Saat itu, lawan yang berhasil mengalahkan kami juga tidak banyak. Mungkin yang paling sering mengalahkan kami adalah Zhang Nan/Zhao Yunlei (China). Jadi, penyebab penurunan performa kami saat itu adalah buruknya kebersamaan dan komunikasi saya dengan Liliyana Natsir. Hal itu mungkin juga dimanfaatkan lawan untuk mengalahkan kami.

5. Bagaimana reaksi atau tindakan tim pelatih ketika melihat performa Owi/Butet menurun sepanjang 2015?

Kalau dari tim pelatih, mereka tidak pernah menghakimi atau menyalahkan kami. Tidak pernah. Mereka hanya selalu mengevaluasi performa kami. Itu bagusnya pelatih kami (Richard Mainaky).

Beliau tidak pernah menyalahkan pemain. Beliau justru selalu menyalahkan diri sendiri. Richard Mainaky selalu melakukan koreksi dan mencari tahu apa saja penyebab kekalahan kami.
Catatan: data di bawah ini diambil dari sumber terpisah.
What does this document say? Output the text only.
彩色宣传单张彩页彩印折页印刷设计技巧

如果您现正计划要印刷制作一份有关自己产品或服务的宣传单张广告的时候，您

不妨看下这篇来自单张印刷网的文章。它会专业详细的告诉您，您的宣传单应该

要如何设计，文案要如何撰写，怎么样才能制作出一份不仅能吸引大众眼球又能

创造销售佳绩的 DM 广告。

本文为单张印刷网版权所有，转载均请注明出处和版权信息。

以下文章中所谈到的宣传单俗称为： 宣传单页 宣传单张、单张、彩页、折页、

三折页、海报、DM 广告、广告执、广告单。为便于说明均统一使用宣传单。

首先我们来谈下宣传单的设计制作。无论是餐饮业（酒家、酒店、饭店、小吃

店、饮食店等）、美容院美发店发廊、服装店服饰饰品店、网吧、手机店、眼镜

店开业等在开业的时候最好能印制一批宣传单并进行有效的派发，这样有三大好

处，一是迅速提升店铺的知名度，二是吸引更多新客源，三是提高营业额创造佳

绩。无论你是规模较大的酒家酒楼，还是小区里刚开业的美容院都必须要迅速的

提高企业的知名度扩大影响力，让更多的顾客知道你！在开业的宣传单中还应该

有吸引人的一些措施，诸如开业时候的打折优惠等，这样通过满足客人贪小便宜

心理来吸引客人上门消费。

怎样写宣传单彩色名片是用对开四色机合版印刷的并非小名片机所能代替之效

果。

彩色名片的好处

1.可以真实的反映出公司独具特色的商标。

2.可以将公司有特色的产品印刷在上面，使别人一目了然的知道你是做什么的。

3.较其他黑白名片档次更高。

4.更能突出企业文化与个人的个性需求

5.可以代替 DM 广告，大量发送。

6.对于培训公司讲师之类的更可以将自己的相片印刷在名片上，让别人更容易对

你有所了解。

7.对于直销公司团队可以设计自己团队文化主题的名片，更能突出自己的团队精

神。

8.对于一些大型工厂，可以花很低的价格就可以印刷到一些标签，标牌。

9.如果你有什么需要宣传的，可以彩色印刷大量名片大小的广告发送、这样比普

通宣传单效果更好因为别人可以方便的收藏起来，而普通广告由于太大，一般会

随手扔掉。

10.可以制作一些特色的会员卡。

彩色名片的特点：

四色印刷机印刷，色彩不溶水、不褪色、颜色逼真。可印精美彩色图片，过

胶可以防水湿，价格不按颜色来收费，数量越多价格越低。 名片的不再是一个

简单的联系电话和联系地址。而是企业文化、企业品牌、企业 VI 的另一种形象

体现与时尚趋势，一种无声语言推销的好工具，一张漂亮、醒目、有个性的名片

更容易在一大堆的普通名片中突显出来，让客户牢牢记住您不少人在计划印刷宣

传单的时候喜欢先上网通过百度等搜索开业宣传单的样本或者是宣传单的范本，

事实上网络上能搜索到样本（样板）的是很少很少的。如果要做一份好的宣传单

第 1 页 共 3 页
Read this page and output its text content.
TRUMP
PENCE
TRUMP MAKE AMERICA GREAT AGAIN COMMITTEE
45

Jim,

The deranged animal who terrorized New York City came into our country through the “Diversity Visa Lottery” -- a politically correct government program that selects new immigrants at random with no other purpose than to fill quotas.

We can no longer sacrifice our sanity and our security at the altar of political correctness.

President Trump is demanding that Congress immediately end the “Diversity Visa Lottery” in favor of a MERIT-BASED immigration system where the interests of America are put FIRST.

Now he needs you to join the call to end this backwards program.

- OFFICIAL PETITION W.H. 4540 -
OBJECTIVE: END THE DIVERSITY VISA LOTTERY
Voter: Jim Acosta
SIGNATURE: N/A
Ganda campuran Indonesia, Tontowi Ahmad (kiri)/Liliyana Natsir, berekspresi pasrah saat menerima kekalahan dari Praveen Jordan/Vita Marissa, pada babak final Yonex-Sunrise Indonesia Open Grand Prix Gold 2013, di GOR Amongraga, Yogyakarta, Minggu (29/9/2013). BADMINTONINDONESIA.ORG Ganda campuran Indonesia, Tontowi Ahmad (kiri)/Liliyana Natsir, berekspresi pasrah saat menerima kekalahan dari Praveen Jordan/Vita Marissa, pada babak final Yonex-Sunrise Indonesia Open Grand Prix Gold 2013, di GOR Amongraga, Yogyakarta, Minggu (29/9/2013).

6. Menjelang Olimpiade 2016, Richard Mainaky memutuskan untuk memanggil psikolog serta dua legenda bulu tangkis Indonesia yang pernah bermain di Olimpiade, yakni Christian Hadinata dan Minarti Timur, untuk mendampingi Owi/Butet. Apa alasan dan dampak dari keputusan Richard Mainaky itu terhadap Owi/Butet?

Kalau ditarik kembali, hubungan saya dan Liliyana Natsir itu seperti damai, tetapi gersang pada 2015. Hubungan saya dan Liliyana Natsir terlihat baik-baik saja dari luar. Namun, sebenarnya ada banyak masalah di dalamnya.

Mungkin faktor itulah yang menjadi penyebabnya (Richard Mainaky memanggil psikolog, Christian Hadinata, dan Minarti Timur untuk mendampingi Owi/Butet menjelang Olimpiade 2016).

Sebelum tampil di Olimpiade, seorang pemain itu harus siap luar dalam. Kami tidak hanya harus mempersiapkan sisi-sisi teknis, melainkan juga sisi-sisi nonteknis. Kehadiran psikolog, Christian Hadinata, dan Minarti Timur, sangat membantu kami.

Setelah saya berbicara dengan psikolog dan Christian Hadinata, komunikasi saya dengan Liliyana Natsir kembali baik. Begitu juga sebaliknya, komunikasi kami membaik setelah Liliyana Natsir berbicara dengan Minarti Timur dan psikolog.

7. Bagaimana persiapan teknis Owi/Butet sebelum Olimpiade 2016. Apakah ada perbedaan dengan persiapan menuju Olimpiade 2012?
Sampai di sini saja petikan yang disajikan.